There were 324 households, out of which 37.3% had children under the age of 18 living with them, 67.0% were married couples living together, 5.2% had a female householder with no husband present, and 23.8% were non-families. 21.0% of all households were made up of individuals, and 8.3% had someone living alone who was 65 years of age or older.
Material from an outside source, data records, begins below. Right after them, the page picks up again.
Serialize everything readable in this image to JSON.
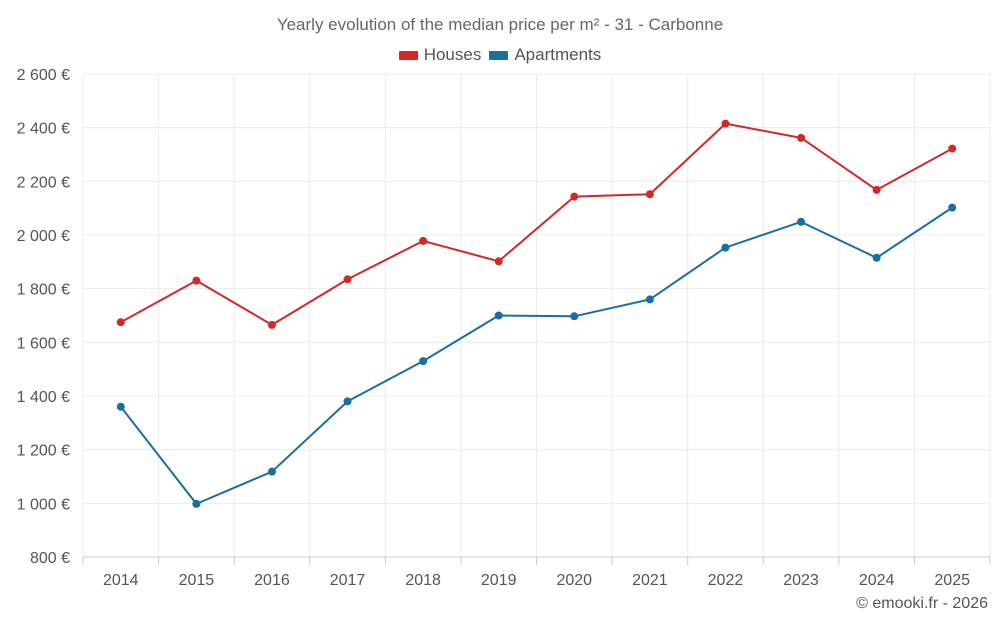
{
  "colors": {
    "houses": "#d62728",
    "apartments": "#1a6fa0",
    "grid": "#ececec",
    "axis": "#cccccc"
  },
  "credit": "© emooki.fr - 2026",
  "chart_data": {
    "type": "line",
    "title": "Yearly evolution of the median price per m² - 31 - Carbonne",
    "categories": [
      "2014",
      "2015",
      "2016",
      "2017",
      "2018",
      "2019",
      "2020",
      "2021",
      "2022",
      "2023",
      "2024",
      "2025"
    ],
    "series": [
      {
        "name": "Houses",
        "color": "#d62728",
        "values": [
          1675,
          1830,
          1665,
          1835,
          1978,
          1902,
          2143,
          2152,
          2415,
          2362,
          2168,
          2322
        ]
      },
      {
        "name": "Apartments",
        "color": "#1a6fa0",
        "values": [
          1360,
          998,
          1118,
          1380,
          1530,
          1700,
          1697,
          1760,
          1953,
          2049,
          1915,
          2102
        ]
      }
    ],
    "ylim": [
      800,
      2600
    ],
    "yticks": [
      800,
      1000,
      1200,
      1400,
      1600,
      1800,
      2000,
      2200,
      2400,
      2600
    ],
    "ytick_labels": [
      "800 €",
      "1 000 €",
      "1 200 €",
      "1 400 €",
      "1 600 €",
      "1 800 €",
      "2 000 €",
      "2 200 €",
      "2 400 €",
      "2 600 €"
    ],
    "xlabel": "",
    "ylabel": "",
    "grid": true,
    "legend_position": "top-center"
  }
}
The average household size was 2.85 and the average family size was 3.35.

In the town, the population was spread out, with 33.9% under the age of 18, 4.8% from 18 to 24, 28.3% from 25 to 44, 22.8% from 45 to 64, and 10.3% who were 65 years of age or older. The median age was 35 years. For every 100 females, there were 109.3 males. For every 100 females age 18 and over, there were 111.1 males.

The median income for a household in the town was $32,931, and the median income for a family was $34,511. Males had a median income of $24,861 versus $19,306 for females. The per capita income for the town was $12,850. About 14.5% of families and 21.2% of the population were below the poverty line, including 35.3% of those under age 18 and 11.7% of those age 65 or over.